I’m sure you’ve read loads of reviews on the interweb banging on and on about the phenomenal low light performance and image stabilisation etcetera… so I am not going to waste time here going over well-trodden ground. Rather I would like to talk about the camera with regards to using it as a Self-shooter for Broadcast Television.
Firstly, let’s look at some of the key features that set this camera apart from the competition (and its predecessor). From a recording standpoint, it can record 4K or 1080p video internally or 120fps in full HD, and as an added bonus the 1080 is Sony’s XAVC-S codec at 50Mbps (and other impressive numbers). Add in internal 5-axis stabiliser and the ability to shoot in S-Log3 with 14 stops of dynamic range and you have one mighty little camera.
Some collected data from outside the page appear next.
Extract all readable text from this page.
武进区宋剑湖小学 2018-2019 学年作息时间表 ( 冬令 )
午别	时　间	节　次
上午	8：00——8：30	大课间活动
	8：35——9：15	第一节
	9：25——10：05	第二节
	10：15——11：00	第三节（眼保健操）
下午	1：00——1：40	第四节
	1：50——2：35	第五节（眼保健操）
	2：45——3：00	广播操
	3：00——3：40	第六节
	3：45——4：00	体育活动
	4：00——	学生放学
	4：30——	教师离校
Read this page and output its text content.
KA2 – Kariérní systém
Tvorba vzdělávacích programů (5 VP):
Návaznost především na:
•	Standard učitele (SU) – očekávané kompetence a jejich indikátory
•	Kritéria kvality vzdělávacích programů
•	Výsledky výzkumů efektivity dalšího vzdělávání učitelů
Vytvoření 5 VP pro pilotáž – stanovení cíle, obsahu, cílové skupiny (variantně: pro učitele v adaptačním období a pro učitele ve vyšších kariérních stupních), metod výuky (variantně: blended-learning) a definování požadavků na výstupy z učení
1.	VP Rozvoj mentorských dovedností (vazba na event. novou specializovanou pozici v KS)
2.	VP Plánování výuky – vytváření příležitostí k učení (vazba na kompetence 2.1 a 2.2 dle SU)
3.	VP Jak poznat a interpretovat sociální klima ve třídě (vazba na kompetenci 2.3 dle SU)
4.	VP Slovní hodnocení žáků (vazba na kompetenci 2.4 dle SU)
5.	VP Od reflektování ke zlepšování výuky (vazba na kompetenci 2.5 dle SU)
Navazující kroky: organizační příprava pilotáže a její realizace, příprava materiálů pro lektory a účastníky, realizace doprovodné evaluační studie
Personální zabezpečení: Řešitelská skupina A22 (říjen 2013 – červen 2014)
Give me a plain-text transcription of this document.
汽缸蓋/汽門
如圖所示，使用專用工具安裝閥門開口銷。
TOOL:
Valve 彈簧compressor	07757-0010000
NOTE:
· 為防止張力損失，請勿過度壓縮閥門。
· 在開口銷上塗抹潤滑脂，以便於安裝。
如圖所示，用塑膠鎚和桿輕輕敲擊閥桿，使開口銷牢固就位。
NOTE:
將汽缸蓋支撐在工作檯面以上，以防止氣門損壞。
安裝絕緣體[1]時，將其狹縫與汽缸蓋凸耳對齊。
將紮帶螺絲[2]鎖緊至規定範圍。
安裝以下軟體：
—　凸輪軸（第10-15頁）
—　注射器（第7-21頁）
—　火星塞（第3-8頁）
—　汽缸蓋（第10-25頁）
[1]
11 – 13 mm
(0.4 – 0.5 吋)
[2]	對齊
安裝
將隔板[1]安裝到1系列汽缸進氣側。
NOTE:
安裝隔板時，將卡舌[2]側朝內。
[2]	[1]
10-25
Now one of the major failings for ALL of the stills cameras has always been the total disregard for audio. Yes, you could record the audio separately and sync it post, I know how much editors love doing this. Alternately, you could use a separate audio box and hope for the best. Sony has fixed the whole problem with the XLR-K2M, which will give you 2 proper XLR inputs digitally connected to the camera along with some other really cool extras. More on this in a moment.
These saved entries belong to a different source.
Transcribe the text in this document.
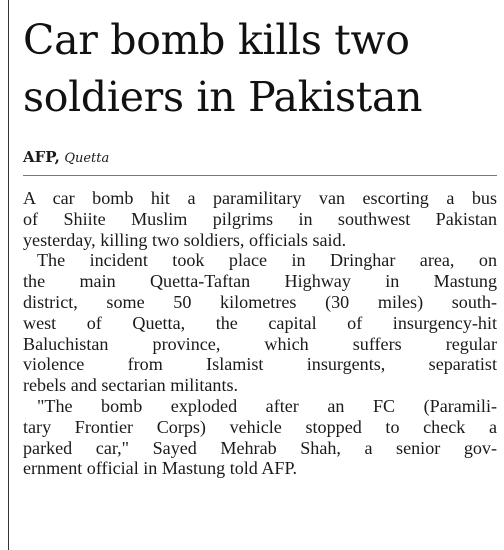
Car bomb kills two
soldiers in Pakistan
AFP, Quetta

A car bomb hit a paramilitary van escorting a bus
of Shiite Muslim pilgrims in southwest Pakistan
yesterday, killing two soldiers, officials said.

The incident took place in Dringhar area, on
the main Quetta-Taftan Highway in Mastung
district, some 50 kilometres (30 miles) south-
west of Quetta, the capital of insurgency-hit
Baluchistan province, which suffers regular
violence from Islamist insurgents, separatist
rebels and sectarian militants.

"The bomb exploded after an FC (Paramili-
tary Frontier Corps) vehicle stopped to check a
parked car," Sayed Mehrab Shah, a senior gov-
ernment official in Mastung told AFP.
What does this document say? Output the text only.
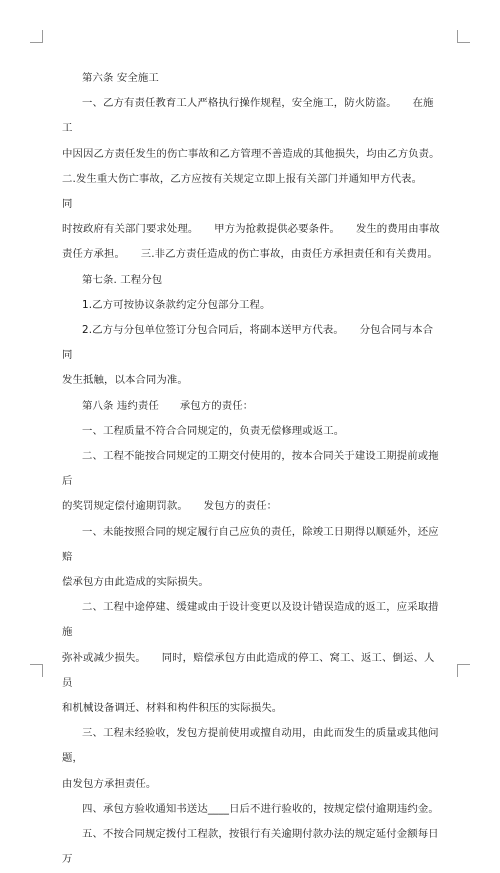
第六条 安全施工

一、乙方有责任教育工人严格执行操作规程，安全施工，防火防盗。　　在施工

中因因乙方责任发生的伤亡事故和乙方管理不善造成的其他损失，均由乙方负责。

二.发生重大伤亡事故，乙方应按有关规定立即上报有关部门并通知甲方代表。　　同

时按政府有关部门要求处理。　　甲方为抢救提供必要条件。　　发生的费用由事故

责任方承担。　　三.非乙方责任造成的伤亡事故，由责任方承担责任和有关费用。

第七条. 工程分包

1.乙方可按协议条款约定分包部分工程。

2.乙方与分包单位签订分包合同后，将副本送甲方代表。　　分包合同与本合同

发生抵触，以本合同为准。

第八条 违约责任　　承包方的责任：

一、工程质量不符合合同规定的，负责无偿修理或返工。

二、工程不能按合同规定的工期交付使用的，按本合同关于建设工期提前或拖后

的奖罚规定偿付逾期罚款。　　发包方的责任：

一、未能按照合同的规定履行自己应负的责任，除竣工日期得以顺延外，还应赔

偿承包方由此造成的实际损失。

二、工程中途停建、缓建或由于设计变更以及设计错误造成的返工，应采取措施

弥补或减少损失。　　同时，赔偿承包方由此造成的停工、窝工、返工、倒运、人员

和机械设备调迁、材料和构件积压的实际损失。

三、工程未经验收，发包方提前使用或擅自动用，由此而发生的质量或其他问题，

由发包方承担责任。

四、承包方验收通知书送达____日后不进行验收的，按规定偿付逾期违约金。

五、不按合同规定拨付工程款，按银行有关逾期付款办法的规定延付金额每日万
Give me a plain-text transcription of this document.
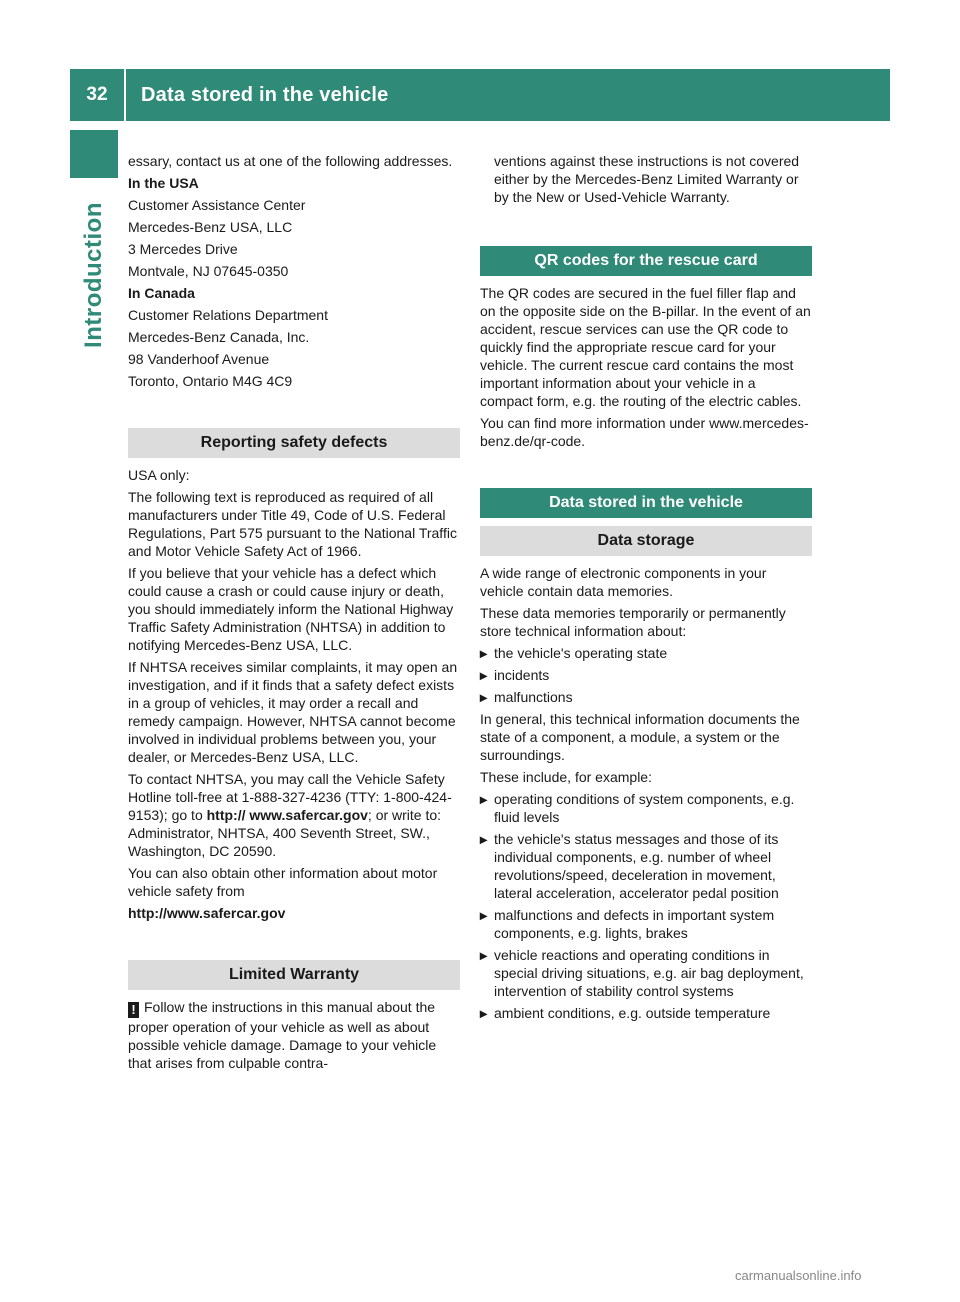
32	Data stored in the vehicle
Introduction

essary, contact us at one of the following addresses.

In the USA

Customer Assistance Center

Mercedes-Benz USA, LLC

3 Mercedes Drive

Montvale, NJ 07645-0350

In Canada

Customer Relations Department

Mercedes-Benz Canada, Inc.

98 Vanderhoof Avenue

Toronto, Ontario M4G 4C9

Reporting safety defects

USA only:

The following text is reproduced as required of all manufacturers under Title 49, Code of U.S. Federal Regulations, Part 575 pursuant to the National Traffic and Motor Vehicle Safety Act of 1966.

If you believe that your vehicle has a defect which could cause a crash or could cause injury or death, you should immediately inform the National Highway Traffic Safety Administration (NHTSA) in addition to notifying Mercedes-Benz USA, LLC.

If NHTSA receives similar complaints, it may open an investigation, and if it finds that a safety defect exists in a group of vehicles, it may order a recall and remedy campaign. However, NHTSA cannot become involved in individual problems between you, your dealer, or Mercedes-Benz USA, LLC.

To contact NHTSA, you may call the Vehicle Safety Hotline toll-free at 1-888-327-4236 (TTY: 1-800-424-9153); go to http:// www.safercar.gov; or write to: Administrator, NHTSA, 400 Seventh Street, SW., Washington, DC 20590.

You can also obtain other information about motor vehicle safety from

http://www.safercar.gov

Limited Warranty

! Follow the instructions in this manual about the proper operation of your vehicle as well as about possible vehicle damage. Damage to your vehicle that arises from culpable contra-

ventions against these instructions is not covered either by the Mercedes-Benz Limited Warranty or by the New or Used-Vehicle Warranty.

QR codes for the rescue card

The QR codes are secured in the fuel filler flap and on the opposite side on the B-pillar. In the event of an accident, rescue services can use the QR code to quickly find the appropriate rescue card for your vehicle. The current rescue card contains the most important information about your vehicle in a compact form, e.g. the routing of the electric cables.

You can find more information under www.mercedes-benz.de/qr-code.

Data stored in the vehicle
Data storage

A wide range of electronic components in your vehicle contain data memories.

These data memories temporarily or permanently store technical information about:

▸ the vehicle's operating state
▸ incidents
▸ malfunctions

In general, this technical information documents the state of a component, a module, a system or the surroundings.

These include, for example:

▸ operating conditions of system components, e.g. fluid levels
▸ the vehicle's status messages and those of its individual components, e.g. number of wheel revolutions/speed, deceleration in movement, lateral acceleration, accelerator pedal position
▸ malfunctions and defects in important system components, e.g. lights, brakes
▸ vehicle reactions and operating conditions in special driving situations, e.g. air bag deployment, intervention of stability control systems
▸ ambient conditions, e.g. outside temperature
carmanualsonline.info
I don’t know about you but when I am working on a project the last thing I want is more kit to drag with me. However, with the a7S II’s incredibly small form you forget you even have it with you. It can be used as a second camera to match a FS7 or as a solo shooter when you have a place the FS7 can’t go. It pulls double and triple duty as an outstanding time-lapse camera or for production stills, and because it can share all the same lenses as the FS7 you keep the kit down. Now for the really cool bit, remember the XLR-K2M? You can take it off the a7S IIwhen you are not using it and attach it on the FS7 and you give yourself two more channels of audio. This is one instance where the whole package is more than the sum of the parts.